Hello, I am a new member of this site and this group as well. I hope that I succeed being a good member through the passage of time. The first topic I would like to discuss is the one you see in the title. The Qur'anic miracles, specifically the scientific ones.
Many Islamic scholars, including Dr. Zakir Naik(wiki page) and Adnan Oktar(wiki page) refer these to be the proof of the claim 'There is a God'.
The claims, however, are that many Qur'anic verses mention scientific facts, which are recently discovered, 1400 years before. If you are new to this, you can visit this site for taking a look at the claim.
To me, it is a ruthless attempt to relate some vague verses of the book to some scientific facts(and theories) anyway.
However, I wanted to hear you view on this. Thanks for understanding if you did.
That's exactly correct, they are all vague. If you are going to make a prediction, specially implying that you are a god, your predictions need to be spot on and full of details.
Saying there will be wars, it's like saying there will be meteor collisions. Now if they would have provided the exact speed of light, the nature of quantum physics or the details of evolution, i'd be impressed. Saying there are streams of water under the ocean, is something anyone could have noticed by simply looking at the ocean currents, which any good sailor would do.
All the other claims are just as silly.
The problem is that it is misguiding people all along. Actually, refuting nonsense is hard, isn't it?
If you were to refute all the claims particularly point to point, it would have been like a punishment, wouldn't it?
lol, yeah, I suppose so.
There are sites that have already debunked all this. Just give them the links.
What kind of terrible task they have completed(maybe)! *salutes*
I still want to know how the salt and fresh waters somehow maintain their separation, never mind how the mountains are not moved. Whoever wrote that 1) never did a chemistry experiment and 2) doesn't know thing one about seismology.
Like that's news...
Actually when you say the exact same thing to them. They begin to say,'Sorry, I don't want to discuss anything with you, your knowledge of science is too weak!'. Believe me, I suffered from the same dogmatism.
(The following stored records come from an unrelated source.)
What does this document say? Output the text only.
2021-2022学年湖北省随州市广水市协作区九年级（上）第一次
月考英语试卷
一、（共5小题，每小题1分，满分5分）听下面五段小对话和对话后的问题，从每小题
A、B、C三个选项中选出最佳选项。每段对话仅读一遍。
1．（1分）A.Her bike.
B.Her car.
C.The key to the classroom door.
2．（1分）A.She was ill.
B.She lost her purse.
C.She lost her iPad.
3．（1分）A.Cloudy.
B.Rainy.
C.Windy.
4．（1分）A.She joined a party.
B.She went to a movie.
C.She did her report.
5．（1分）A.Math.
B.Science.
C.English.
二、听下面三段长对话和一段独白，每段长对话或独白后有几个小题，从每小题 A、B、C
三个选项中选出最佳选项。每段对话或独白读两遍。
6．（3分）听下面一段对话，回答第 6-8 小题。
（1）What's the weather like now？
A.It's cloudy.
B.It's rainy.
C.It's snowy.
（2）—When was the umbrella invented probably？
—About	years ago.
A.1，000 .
[chuckle] My knowledge of science is too weak, eh? Do I have to drag out my diploma from Case Tech (B.S.E.E.), which included four semesters in physics, plus one of nuclear physics, two in chemistry, and 30 years experience in electronics? I've had those conversations elsewhere, and they didn't go very well ... for them!
Well, where did you have those conversations?
It was a few years ago on another discussion board. It was there where I learned the almost invariant nature of such "discussions," if you can call them that. They bring up their points, I counter them, they bring up more points which also get countered, and in the end, they either go silent or get VERY upset and start in with ad hominems or other suchlike specious input.
One quality I can't help remembering about those conversations is that the other parties were, I suspect, rather on the young end of the spectrum, early 20s, if I had to guess. Me? I have a few more miles on my odometer (I'm 64), and I don't think their book-learned quran was ready to collide with someone who had a touch more real-world under his belt, if you'll pardon my blowing my own horn a bit.
Disprove god to them with simple logic. i.e., if there were a god it would have freewill. In having freewill it would be able to become immoral. Having the potential to become immoral would prevent it from fulfilling the definition of god. Therefore, there cannot be a god. It would only take 15 seconds or so to make this point with them.
P.S.: Welcome to Atheist Nexus and this group.